With Memorial Day weekend, the unofficial start of summer, fast approaching, it’s a good time to go over the rules regarding the use of interns. Nothing of significance has changed since my post on this subject last year, but it never hurts to refresh one’s memory, as a business that violates these rules can find itself in trouble with the U.S. Department of Labor (the “USDOL”) and potentially, the IRS.
The issue that poses the biggest risk of trouble for an agency is whether an intern will be compensated and if so, how much compensation they will be paid.
If an agency does not want to pay an intern for their services, the burden is on the agency to prove that the intern is a “trainee”, who does not have to be paid anything for their services, and not an “employee”, who must be paid at least the minimum wage for their services. The same burden must be met if the agency wants to pay an intern less than the minimum wage for the hours worked by the intern. That burden is higher for an agency or other profit-making business because the USDOL, which is responsible for enforcing the minimum wage law, will presume that such an intern is an “employee”. The USDOL has issued a Fact Sheet in which it establishes six criteria that must be met to prove an intern is a “trainee.” (Click here for an article I have written that discusses those criteria.) The bottom line is that if the agency derives any significant benefit from the services of an intern, that intern will most likely be considered an “employee” by the USDOL for purposes of the minimum wage law.
It does not matter that the intern willingly agreed to perform the services in question without pay or for less than the minimum hourly wage, as the United States Supreme Court has held that an individual can not waive their rights under the minimum wage law. Thus, an intern could decide, up to three years later, that maybe they should have been paid the full minimum wage for all the services they performed for the agency. A successful claim could result in the intern receiving up to twice the amount of compensation they should have been paid and will result in the agency paying the intern’s attorney fees and other expenses of litigation.

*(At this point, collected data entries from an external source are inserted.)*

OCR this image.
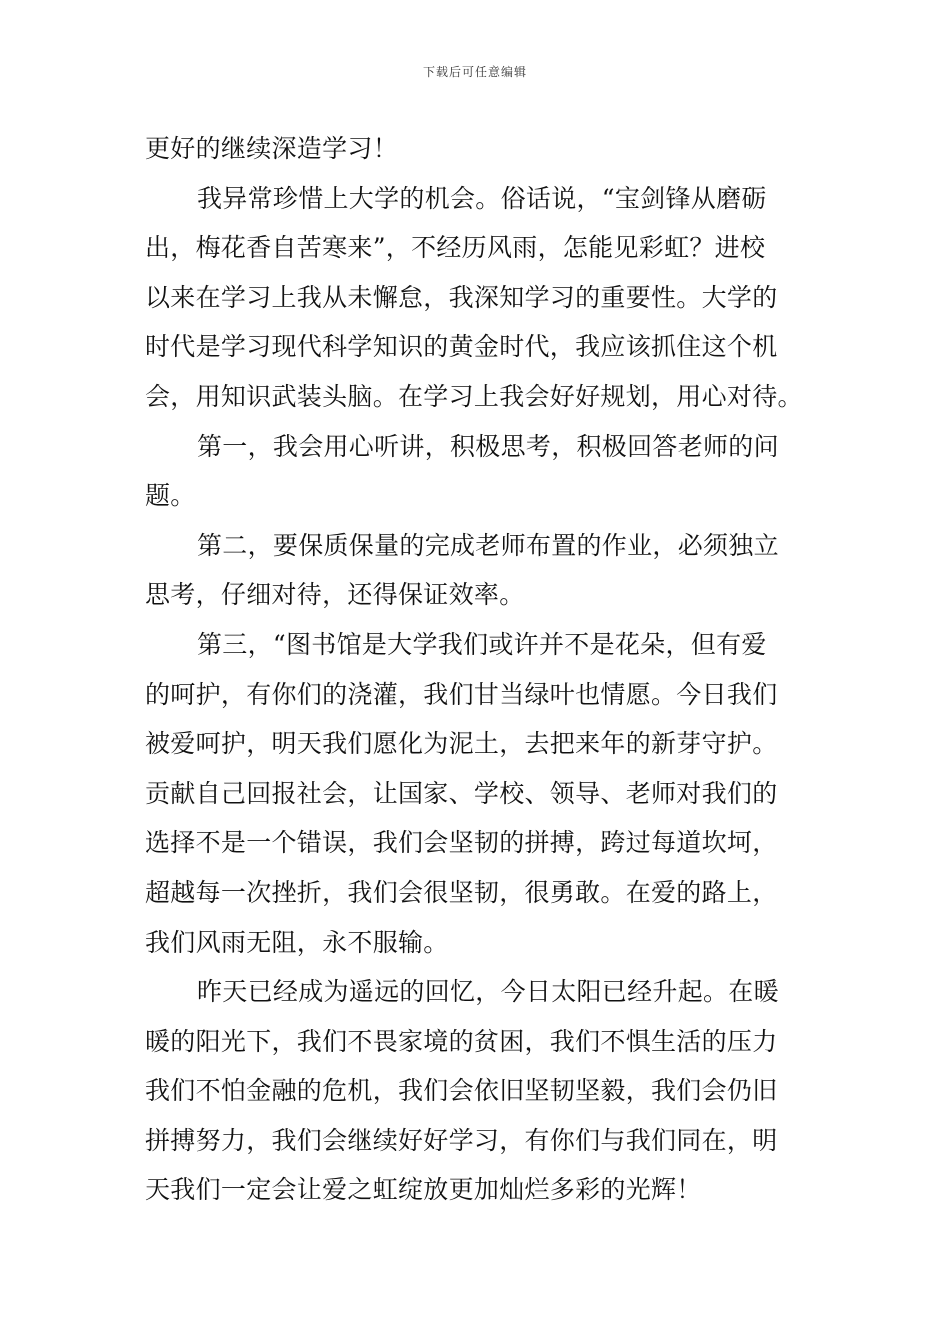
下载后可任意编辑
更好的继续深造学习！
我异常珍惜上大学的机会。俗话说，“宝剑锋从磨砺
出，梅花香自苦寒来”，不经历风雨，怎能见彩虹？进校
以来在学习上我从未懈怠，我深知学习的重要性。大学的
时代是学习现代科学知识的黄金时代，我应该抓住这个机
会，用知识武装头脑。在学习上我会好好规划，用心对待。
第一，我会用心听讲，积极思考，积极回答老师的问
题。
第二，要保质保量的完成老师布置的作业，必须独立
思考，仔细对待，还得保证效率。
第三，“图书馆是大学我们或许并不是花朵，但有爱
的呵护，有你们的浇灌，我们甘当绿叶也情愿。今日我们
被爱呵护，明天我们愿化为泥土，去把来年的新芽守护。
贡献自己回报社会，让国家、学校、领导、老师对我们的
选择不是一个错误，我们会坚韧的拼搏，跨过每道坎坷，
超越每一次挫折，我们会很坚韧，很勇敢。在爱的路上，
我们风雨无阻，永不服输。
昨天已经成为遥远的回忆，今日太阳已经升起。在暖
暖的阳光下，我们不畏家境的贫困，我们不惧生活的压力
我们不怕金融的危机，我们会依旧坚韧坚毅，我们会仍旧
拼搏努力，我们会继续好好学习，有你们与我们同在，明
天我们一定会让爱之虹绽放更加灿烂多彩的光辉！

For an agency that is considering hiring someone who is under 18 years of age, both the federal and state governments impose restrictions on the types of activities in which such a person can engage and for how long each day, regardless of whether they are a “trainee” or an “employee.” The main difference between the two sets of restrictions is that Georgia law requires a person under 18 to get an employment certificate, or work permit, from the school they last attended or the local county school superintendent. (Click here for a fact sheet from the USDOL on this subject and here for a summary of the restrictions imposed by federal and state law from the Georgia Department of Labor.) For agency owners who want to give their children a taste of what it’s like to work in the agency, only the restrictions on prohibited occupations will apply.
A summer internship can be beneficial for both the intern and the agency, but to avoid trouble, the agency needs to know and follow the above rules.
BEST WISHES FOR A SAFE AND ENJOYABLE MEMORIAL DAY WEEKEND.